The age-old question is how to get more women into leadership positions. According to Professor Teede, it’s nothing to do with capability. Instead, the leadership structures that exist are less appealing to some women.

“It’s not necessarily a problem of them not stepping up and taking these roles. They’re not motivated to take those roles because the way the roles are constructed and the lack of support and childcare and policies that we have don’t make them appealing. They don’t have the motivation and then there’s all these barriers in system that prevent them from having the opportunity,” she said.

In medical research, those structural barriers are slowly changing.

“I think the days of being a part-time researcher, and that not being accepted has changed. Employers are much more accepting of researchers who need to work part time, for example,” Dr Billiards said.

However, leadership in the sector is still male dominated. Out of the AAMRI member organisations, only 17% of CEOs are women, despite 68% of the professional workforce being women. Eighty-five per cent of their board chairs are men.

Diverse and strong leadership will ultimately improve health care

Although improving the gender leadership balance is crucial, Dr Billiard also highlighted the importance of strong leadership regardless of gender.

“Having good strong leaders who are willing to take this stand [is] really critical,” Dr Billiard said.

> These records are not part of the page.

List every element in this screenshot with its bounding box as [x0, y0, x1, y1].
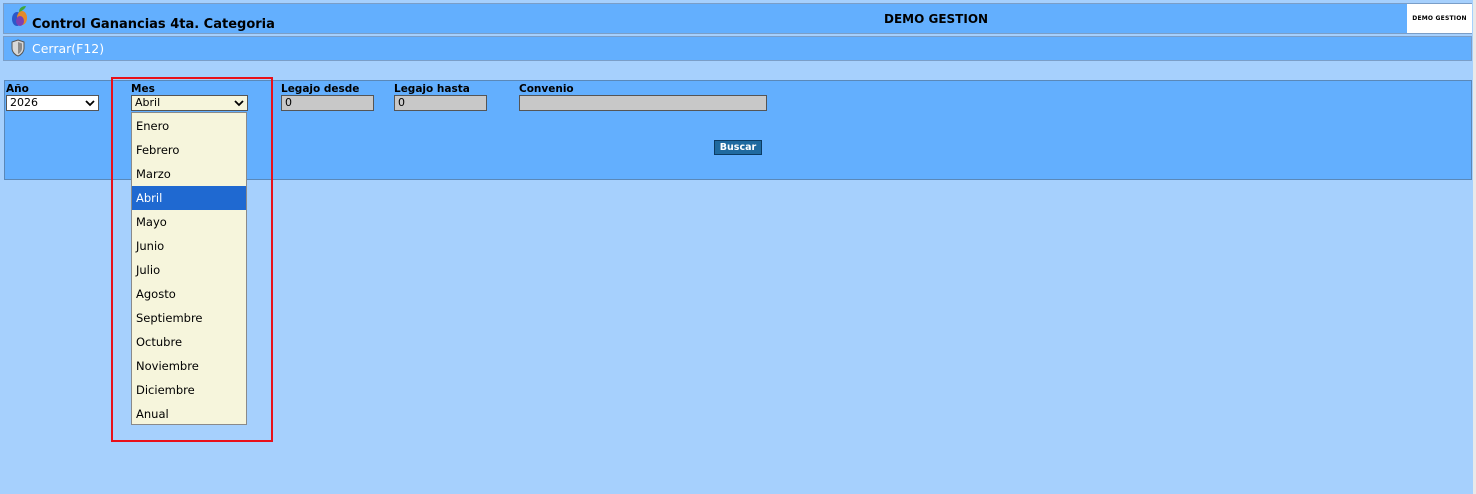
app-logo-icon: [12, 6, 27, 26]
chevron-down-icon: [234, 100, 244, 107]
convenio-input[interactable]: [519, 95, 767, 111]
month-option[interactable]: Diciembre: [132, 378, 246, 402]
month-value: Abril: [135, 96, 161, 109]
convenio-label: Convenio: [519, 83, 574, 95]
month-option[interactable]: Septiembre: [132, 306, 246, 330]
month-option[interactable]: Agosto: [132, 282, 246, 306]
month-select[interactable]: Abril: [131, 95, 248, 111]
shield-close-icon[interactable]: [10, 39, 26, 57]
legajo-hasta-label: Legajo hasta: [394, 83, 470, 95]
month-option[interactable]: Febrero: [132, 138, 246, 162]
month-option[interactable]: Enero: [132, 114, 246, 138]
close-button[interactable]: Cerrar(F12): [32, 41, 104, 56]
month-option[interactable]: Abril: [132, 186, 246, 210]
month-option[interactable]: Marzo: [132, 162, 246, 186]
month-option[interactable]: Noviembre: [132, 354, 246, 378]
month-option[interactable]: Junio: [132, 234, 246, 258]
legajo-hasta-input[interactable]: 0: [394, 95, 487, 111]
company-name: DEMO GESTION: [884, 12, 989, 26]
legajo-desde-input[interactable]: 0: [281, 95, 374, 111]
month-option[interactable]: Mayo: [132, 210, 246, 234]
year-label: Año: [6, 83, 29, 95]
app-title: Control Ganancias 4ta. Categoria: [32, 17, 275, 32]
month-option[interactable]: Julio: [132, 258, 246, 282]
legajo-desde-label: Legajo desde: [281, 83, 360, 95]
month-dropdown-list: Enero Febrero Marzo Abril Mayo Junio Julio Agos…: [131, 112, 247, 425]
chevron-down-icon: [85, 100, 95, 107]
year-select[interactable]: 2026: [6, 95, 99, 111]
month-option[interactable]: Anual: [132, 402, 246, 426]
company-logo: DEMO GESTION: [1407, 4, 1472, 33]
toolbar: Cerrar(F12): [3, 36, 1472, 61]
month-option[interactable]: Octubre: [132, 330, 246, 354]
search-button[interactable]: Buscar: [714, 140, 762, 155]
month-label: Mes: [131, 83, 155, 95]
title-bar: Control Ganancias 4ta. Categoria DEMO GE…: [3, 3, 1472, 34]
year-value: 2026: [10, 96, 38, 109]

“We’ve had some really good strong advocates in our sector. This means including everyone, regardless of gender, race and sexuality, in the discussion.

“When there are seminars, lectures, presentations, when you’re talking about gender bias, or you’re talking about gender equity, or diversity and inclusion, the majority of the time, the largest proportion of individuals in the room are women.

“I think it’s getting men into the room to listen and to understand and then to advocate to their colleagues that this is an issue. And it’s not an issue that would threaten their existence.

“What it does is it creates a more productive, more innovative, more successful sector by having diversity of minds around the table.”

A new push

A renewed push is under way to improve the disparity of women in medical leadership through the Advancing Women in Healthcare Leadership (AWHL) initiative, funded by the National Health and Medical Research Council (NHMRC).

The AWHL initiative is explored in a Perspective article by paediatrician Dr Jenny Proimos and colleagues, published in the MJA.

A key focus of the AWHL initiative is recognising the role played by member organisations, including professional associations and medical colleges.

Eight colleges and member organisations partnered with the AWHL to explore the systems and policies they have in place to help advance women in the field.

The feedback from member organisations on the AWHL initiative has been very positive, with more funding now secured from the NHMRC.

Extensive engagement continues with member organisations as one way to improve the representation of women in health care and medical leadership.